I practiced this with the french grunts and the blue stripped grunts that like to school in the shade of a coral head. They are usually facing into a current and I would line myself up at the back of the pack, barely finning, as streamlined as possible. Bit by bit I would gain on the school...with each surge of the ocean I would get a little closer until finally I could see fish in front of me and fish to my left and fish to my right and if I looked down between my legs I could see fish behind me. "Yeah, I'm in!!!" I was completely surrounded by the school and everybody seemed pretty comfortable. What a high. I later tried this with a small school of menacing looking barracuda...same thing, except every once in a while I would take the regulator out of my mouth and make an exaggerated underbite so they would know I belonged.


Next I tried it with a lone southern sting ray.
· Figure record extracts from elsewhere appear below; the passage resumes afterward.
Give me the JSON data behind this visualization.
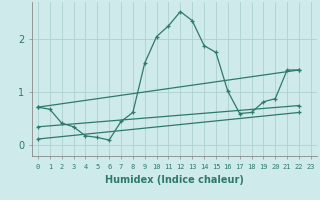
{
  "xlabel": "Humidex (Indice chaleur)",
  "background_color": "#ceeaea",
  "grid_color": "#aed0d0",
  "line_color": "#2d7a6a",
  "xlim": [
    -0.5,
    23.5
  ],
  "ylim": [
    -0.2,
    2.7
  ],
  "yticks": [
    0,
    1,
    2
  ],
  "xtick_labels": [
    "0",
    "1",
    "2",
    "3",
    "4",
    "5",
    "6",
    "7",
    "8",
    "9",
    "10",
    "11",
    "12",
    "13",
    "14",
    "15",
    "16",
    "17",
    "18",
    "19",
    "20",
    "21",
    "22",
    "23"
  ],
  "series1_x": [
    0,
    1,
    2,
    3,
    4,
    5,
    6,
    7,
    8,
    9,
    10,
    11,
    12,
    13,
    14,
    15,
    16,
    17,
    18,
    19,
    20,
    21,
    22
  ],
  "series1_y": [
    0.72,
    0.68,
    0.42,
    0.35,
    0.18,
    0.15,
    0.1,
    0.45,
    0.62,
    1.55,
    2.05,
    2.25,
    2.52,
    2.35,
    1.88,
    1.75,
    1.02,
    0.6,
    0.62,
    0.82,
    0.88,
    1.42,
    1.42
  ],
  "series2_x": [
    0,
    22
  ],
  "series2_y": [
    0.72,
    1.42
  ],
  "series3_x": [
    0,
    22
  ],
  "series3_y": [
    0.35,
    0.75
  ],
  "series4_x": [
    0,
    22
  ],
  "series4_y": [
    0.12,
    0.62
  ]
}
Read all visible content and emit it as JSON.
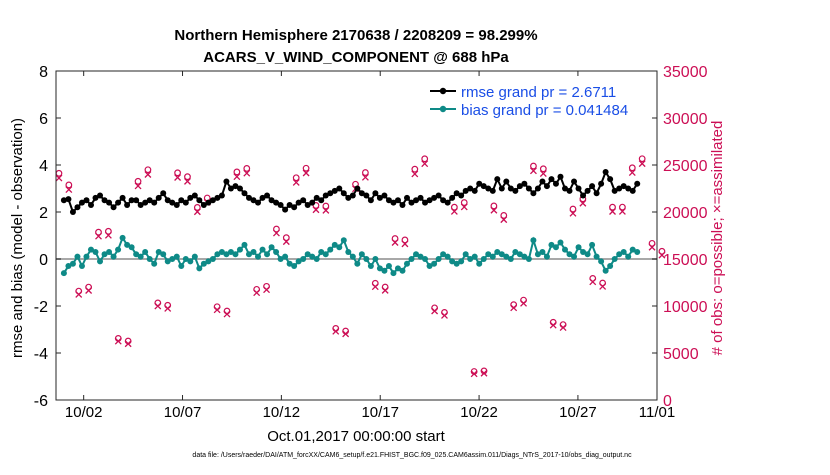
{
  "chart_data": {
    "type": "line",
    "title": "Northern Hemisphere 2170638 / 2208209 = 98.299%",
    "subtitle": "ACARS_V_WIND_COMPONENT @ 688 hPa",
    "xlabel": "Oct.01,2017 00:00:00 start",
    "ylabel_left": "rmse and bias (model - observation)",
    "ylabel_right": "# of obs: o=possible; ×=assimilated",
    "footer": "data file: /Users/raeder/DAI/ATM_forcXX/CAM6_setup/f.e21.FHIST_BGC.f09_025.CAM6assim.011/Diags_NTrS_2017-10/obs_diag_output.nc",
    "ylim_left": [
      -6,
      8
    ],
    "ylim_right": [
      0,
      35000
    ],
    "xlim": [
      0.6,
      31.0
    ],
    "left_ticks": [
      -6,
      -4,
      -2,
      0,
      2,
      4,
      6,
      8
    ],
    "right_ticks": [
      0,
      5000,
      10000,
      15000,
      20000,
      25000,
      30000,
      35000
    ],
    "x_ticks": [
      {
        "value": 2,
        "label": "10/02"
      },
      {
        "value": 7,
        "label": "10/07"
      },
      {
        "value": 12,
        "label": "10/12"
      },
      {
        "value": 17,
        "label": "10/17"
      },
      {
        "value": 22,
        "label": "10/22"
      },
      {
        "value": 27,
        "label": "10/27"
      },
      {
        "value": 31,
        "label": "11/01"
      }
    ],
    "legend": {
      "rmse_label": "rmse grand pr = 2.6711",
      "bias_label": "bias grand pr = 0.041484"
    },
    "colors": {
      "rmse": "#000000",
      "bias": "#0e8a87",
      "obs": "#cc0f55",
      "zero_line": "#a8a8a8",
      "legend_text": "#1a4ee6"
    },
    "daily_nobs": [
      23500,
      12000,
      17500,
      6500,
      24000,
      10000,
      24500,
      20800,
      9600,
      25000,
      11700,
      17800,
      24500,
      20200,
      7600,
      23600,
      12000,
      17500,
      24800,
      9500,
      21200,
      3000,
      20300,
      10500,
      24200,
      8300,
      20800,
      12500,
      21000,
      24800,
      16200
    ],
    "rmse": [
      2.5,
      2.55,
      2.0,
      2.2,
      2.4,
      2.5,
      2.3,
      2.6,
      2.7,
      2.5,
      2.4,
      2.2,
      2.4,
      2.6,
      2.3,
      2.5,
      2.5,
      2.3,
      2.4,
      2.5,
      2.4,
      2.6,
      2.8,
      2.5,
      2.4,
      2.3,
      2.5,
      2.4,
      2.6,
      2.7,
      2.5,
      2.3,
      2.4,
      2.5,
      2.6,
      2.7,
      3.3,
      3.0,
      3.1,
      3.0,
      2.8,
      2.6,
      2.5,
      2.4,
      2.6,
      2.7,
      2.5,
      2.4,
      2.3,
      2.1,
      2.3,
      2.2,
      2.4,
      2.5,
      2.3,
      2.4,
      2.6,
      2.5,
      2.7,
      2.8,
      2.9,
      3.0,
      2.8,
      2.6,
      2.7,
      3.0,
      2.8,
      2.7,
      2.5,
      2.8,
      2.6,
      2.7,
      2.5,
      2.4,
      2.5,
      2.3,
      2.6,
      2.4,
      2.5,
      2.6,
      2.4,
      2.5,
      2.6,
      2.7,
      2.5,
      2.4,
      2.6,
      2.8,
      2.7,
      2.9,
      3.0,
      2.9,
      3.2,
      3.1,
      3.0,
      2.9,
      3.4,
      3.0,
      3.3,
      3.0,
      2.9,
      3.1,
      3.2,
      3.0,
      2.8,
      3.0,
      3.3,
      3.1,
      3.4,
      3.2,
      3.5,
      3.0,
      2.9,
      3.3,
      3.0,
      2.7,
      2.9,
      3.1,
      2.8,
      3.2,
      3.7,
      3.4,
      2.9,
      3.0,
      3.1,
      3.0,
      2.9,
      3.2
    ],
    "bias": [
      -0.6,
      -0.3,
      -0.2,
      0.1,
      -0.3,
      0.1,
      0.4,
      0.3,
      -0.1,
      0.2,
      0.3,
      0.1,
      0.4,
      0.9,
      0.6,
      0.5,
      0.2,
      0.1,
      0.3,
      0.0,
      -0.2,
      0.3,
      0.2,
      -0.1,
      0.0,
      0.1,
      -0.3,
      0.0,
      -0.1,
      0.1,
      -0.4,
      -0.2,
      -0.1,
      0.0,
      0.2,
      0.3,
      0.2,
      0.3,
      0.2,
      0.4,
      0.6,
      0.2,
      0.3,
      0.1,
      0.4,
      0.2,
      0.5,
      0.3,
      0.0,
      0.1,
      -0.2,
      -0.3,
      -0.1,
      0.0,
      0.2,
      0.1,
      0.0,
      0.3,
      0.2,
      0.4,
      0.6,
      0.5,
      0.8,
      0.3,
      0.1,
      -0.2,
      0.2,
      0.0,
      -0.3,
      0.0,
      -0.4,
      -0.5,
      -0.3,
      -0.6,
      -0.4,
      -0.5,
      -0.2,
      0.0,
      0.2,
      0.1,
      0.0,
      -0.3,
      -0.2,
      0.0,
      0.2,
      0.1,
      -0.1,
      -0.2,
      -0.1,
      0.2,
      0.0,
      0.1,
      -0.2,
      0.0,
      0.2,
      0.1,
      0.3,
      0.2,
      0.1,
      0.0,
      0.3,
      0.2,
      0.1,
      0.0,
      0.8,
      0.2,
      0.3,
      0.1,
      0.6,
      0.5,
      0.7,
      0.4,
      0.2,
      0.1,
      0.5,
      0.3,
      0.2,
      0.6,
      0.1,
      -0.1,
      -0.5,
      -0.3,
      0.0,
      0.2,
      0.3,
      0.1,
      0.4,
      0.3
    ]
  }
}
This guy was swimming by just above a sandy patch, I swam along side talking to him (not out loud as that makes way too many bubbles, but in my head and with every bit of body language I could muster) "It's OK buddy I just want to visit with you, settle down, you can cover up in the sand, I won't hurt you, good buddy!" And before you know it that little ray had settled himself right down into the sand and covered himself up. Just his scutes and eyes were visible and he let me approach to within inches, watching me warily but patiently letting me watch him too. We had bonded. I'm really getting the hang of this fish whisperer thing!
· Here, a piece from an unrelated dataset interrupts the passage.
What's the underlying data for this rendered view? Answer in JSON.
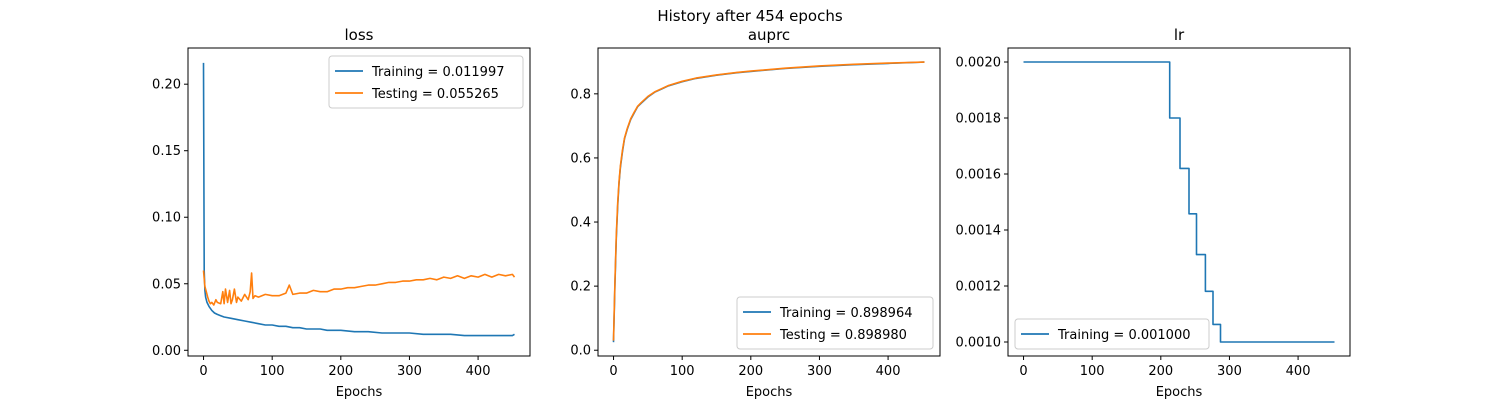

Thankfully I get to practice the technique as a volunteer diver at the National Aquarium in Baltimore. Every two weeks I dive with the amazing creatures in the Wings on the Water exhibit and the Atlantic Coral Reef exhibit and I talk to the fish all the time. I teach a course at the Aquarium and any certified Open Water Diver (or equivalent) can take the course through Atlantic Edge Dive Center and have the priviledge of whispering to the fishes. I'd be happy to show you how!

Cheers...JaneDiver

The Zen of Diving



I am running to keep up with the cyber age and so I will undertake this blog in the hopes that the eletronic age will not pass me by. I hope you will follow along.
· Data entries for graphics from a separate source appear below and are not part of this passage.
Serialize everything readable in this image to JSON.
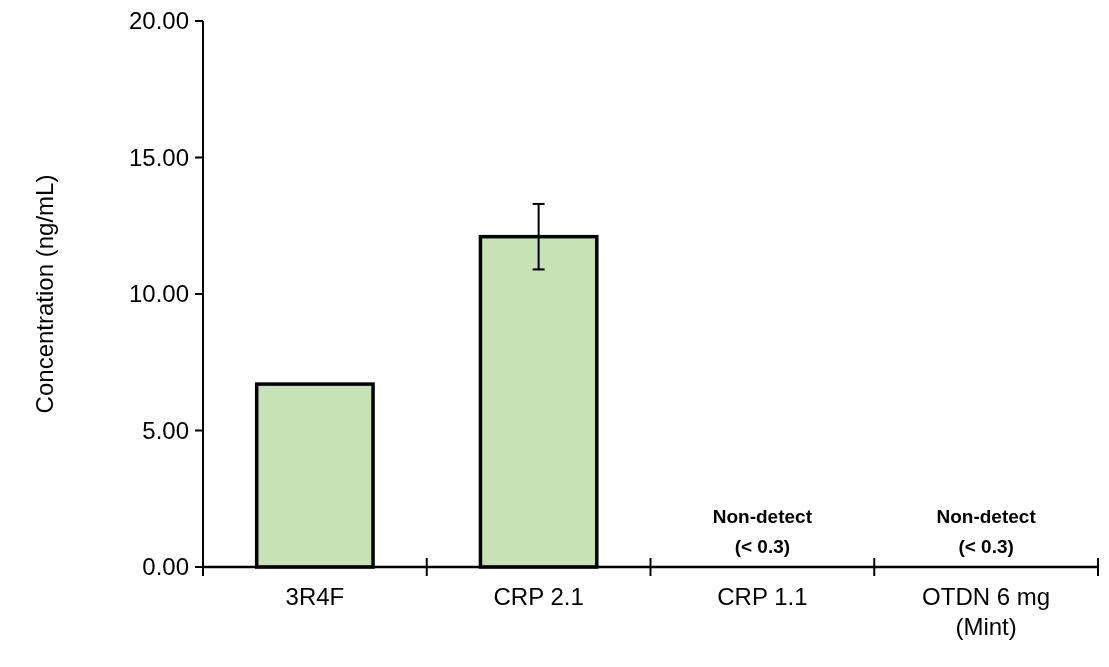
{
  "chart_data": {
    "type": "bar",
    "ylabel": "Concentration (ng/mL)",
    "categories": [
      "3R4F",
      "CRP 2.1",
      "CRP 1.1",
      "OTDN 6 mg\n(Mint)"
    ],
    "values": [
      6.7,
      12.1,
      null,
      null
    ],
    "errors": [
      null,
      1.2,
      null,
      null
    ],
    "value_labels": [
      null,
      null,
      "Non-detect\n(< 0.3)",
      "Non-detect\n(< 0.3)"
    ],
    "color": "#c6e3b5",
    "ylim": [
      0,
      20
    ],
    "yticks": [
      {
        "value": 0,
        "label": "0.00"
      },
      {
        "value": 5,
        "label": "5.00"
      },
      {
        "value": 10,
        "label": "10.00"
      },
      {
        "value": 15,
        "label": "15.00"
      },
      {
        "value": 20,
        "label": "20.00"
      }
    ],
    "grid": false
  }
}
I teach scuba diving. I am the Assistant Training Director at Atlantic Edge Dive Center and I have travelled the world to dive in some pretty amazing places. I will share some of these travels over time in this blog. Obviously, I love diving. If I could not see, I would still dive...I love hearing the bubbles, being neutrally buoyant and moving as abird moves in multi-dimensional space, I love that when diving I am totally consumed by the Zen of the dive. I also really enjoy teaching others to dive. Most instructors will tell you that they like sharing their passion with new divers, getting their students to get as excited about the sport, the travel, the underwater world as they are. Sure, thats a part of what I like about teaching...but honestly part of what I love is the teaching itself. I am intrigued when I have a student who is scared, or clumsy, or uncomfortable in and around water. It fascinates me to see if I can find the words to get that student to relax, to fix their kick, to trust me, and to enjoy the sensation of being underwater, breathing and blowing bubbles. Sometimes it requires every bit of creativity to get that difficult student to the point that they can enjoy the idea of diving, that they can find their Zen in the dive. Just recently I had a student in the pool whose breathing was extremely fast...I knew he was nervous and had to find a way to slow his breathing down. I asked him to lay on the bottom of the pool with me and to try to pace his breathing to mine. He did and soon he looked comfortable so I grabbed his arm, tucked it under mine and together we swam a lap around the pool. Sometimes touch underwater can make all he difference in the world. My once nervous student was happily swimming underwater looking more and more like a diver! I had managed to find a way to help him find and feel the Zen of the dive.